C’est là qu’Esprit apprend que les Américains ont débarqué en Normandie et il convainc son père de fuir et de retourner à Bâtie-Neuve, ils prennent donc le train qui relie Orange à Nyons,  puis un car qui doit les ramener chez eux.

 En route, dans la vallée de Laigue, ils sont arrêtés par un contrôle de maquisards :

Esprit sait alors son chemin, ’il doit rester avec les combattants de l’ombre, les FTP. (Francs Tireurs et Partisans Français)

Après 15 jours d’instruction, il est affecté à un bataillon et participe à la libération de la Drome, puis se bat sur le front de la Maurienne fin Août 1944 puis se rend en Italie à Suze.

Il participe à l’occupation en Italie, puis remonte vers le Jura et est envoyé avec son régiment pour occuper Vienne en Autriche.

 En Octobre 1945, il est démobilisé et rentre chez lui avec une prime de 1 000 francs, un mois de permission et sa solde en poche. Maintes fois médaillé, puis naturalisé Français par la Patrie Reconnaissante en 1946, il est reconnu pour son courage, ses valeurs laïques et républicaines.

En 1946, à 20 ans, il quitte son petit village alpin avec ses parents pour s’installer à Marseille, à la Pointe-Rouge où il restera jusqu’en 1951.

Il garde un très bon souvenir de cette période : il était jeune et tout était à reconstruire.

Il adhère en 1949 au parti communiste par fidélité à ses camarades du maquis, milite activement, rentre à la C.G.T et découvre la condition des ouvriers dans le système capitaliste.

Quand Esprit raconte sa vie, il la découpe en 4 grandes périodes ;

d’abord l’école avec Mr Gras, puis la résistance, puis la vie militante et enfin, la rencontre avec Renée, sa femme, qui lui fit découvrir un monde plus tendre, fait de sensibilité et de culture :

ils auront ensemble, 4 filles dont il était si fier.

 Et quand il parle de ses amis de Port de Bouc et d’ailleurs, il en parle avec beaucoup d’affection car lui savait qu’au-delà de l’amitié, il y avait la fraternité, et il savait de quoi il parlait, car la fraternité, il l’avait incarnée pendant ses années de Résistance.

 Merci aux habitants de Bouc-Bel-Air et à leur municipalité, d’honorer sa mémoire et de permettre aux nouvelles générations de se rappeler que « Résister se conjugue au présent.» comme le disait Lucie Aubrac, grande figure de la Résistance française, membre de notre comité de parrainage.

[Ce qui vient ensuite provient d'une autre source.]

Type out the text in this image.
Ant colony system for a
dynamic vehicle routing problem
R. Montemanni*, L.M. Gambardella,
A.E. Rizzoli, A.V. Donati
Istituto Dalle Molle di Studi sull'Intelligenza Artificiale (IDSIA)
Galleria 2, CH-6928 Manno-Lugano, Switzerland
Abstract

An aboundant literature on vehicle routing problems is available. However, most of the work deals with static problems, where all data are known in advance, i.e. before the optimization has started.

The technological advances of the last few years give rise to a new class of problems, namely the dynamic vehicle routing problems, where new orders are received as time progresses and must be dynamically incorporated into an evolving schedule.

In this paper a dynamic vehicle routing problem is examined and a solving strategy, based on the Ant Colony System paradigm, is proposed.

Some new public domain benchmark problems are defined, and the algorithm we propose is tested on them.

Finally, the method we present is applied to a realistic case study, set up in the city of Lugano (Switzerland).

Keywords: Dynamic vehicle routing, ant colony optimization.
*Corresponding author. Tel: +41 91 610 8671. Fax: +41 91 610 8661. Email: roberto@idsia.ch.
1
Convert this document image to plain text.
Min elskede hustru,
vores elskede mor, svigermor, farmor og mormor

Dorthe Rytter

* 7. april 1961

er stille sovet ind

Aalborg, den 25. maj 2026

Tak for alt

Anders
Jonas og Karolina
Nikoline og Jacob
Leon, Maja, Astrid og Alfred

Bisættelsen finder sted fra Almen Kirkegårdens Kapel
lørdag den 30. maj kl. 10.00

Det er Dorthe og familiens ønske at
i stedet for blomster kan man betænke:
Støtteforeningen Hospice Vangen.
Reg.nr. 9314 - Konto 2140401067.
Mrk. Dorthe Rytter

 Au nom de notre association, Je voudrai dire à Esprit, à sa famille, à ses proches et à toutes celles et tous ceux  qui se sentent héritiers des valeurs de la Résistance que nous continuons et continuerons son combat pour favoriser le progrès humain face à l’indécence des puissances d’argent, pour prendre part à la construction d’une société plus juste, plus fraternelle à l'image de celle pour laquelle les Résistants et les Déportés se sont battus souvent jusqu'au sacrifice suprême.

Pour Catherine Piat, présidente de « Résister Aujourd’hui »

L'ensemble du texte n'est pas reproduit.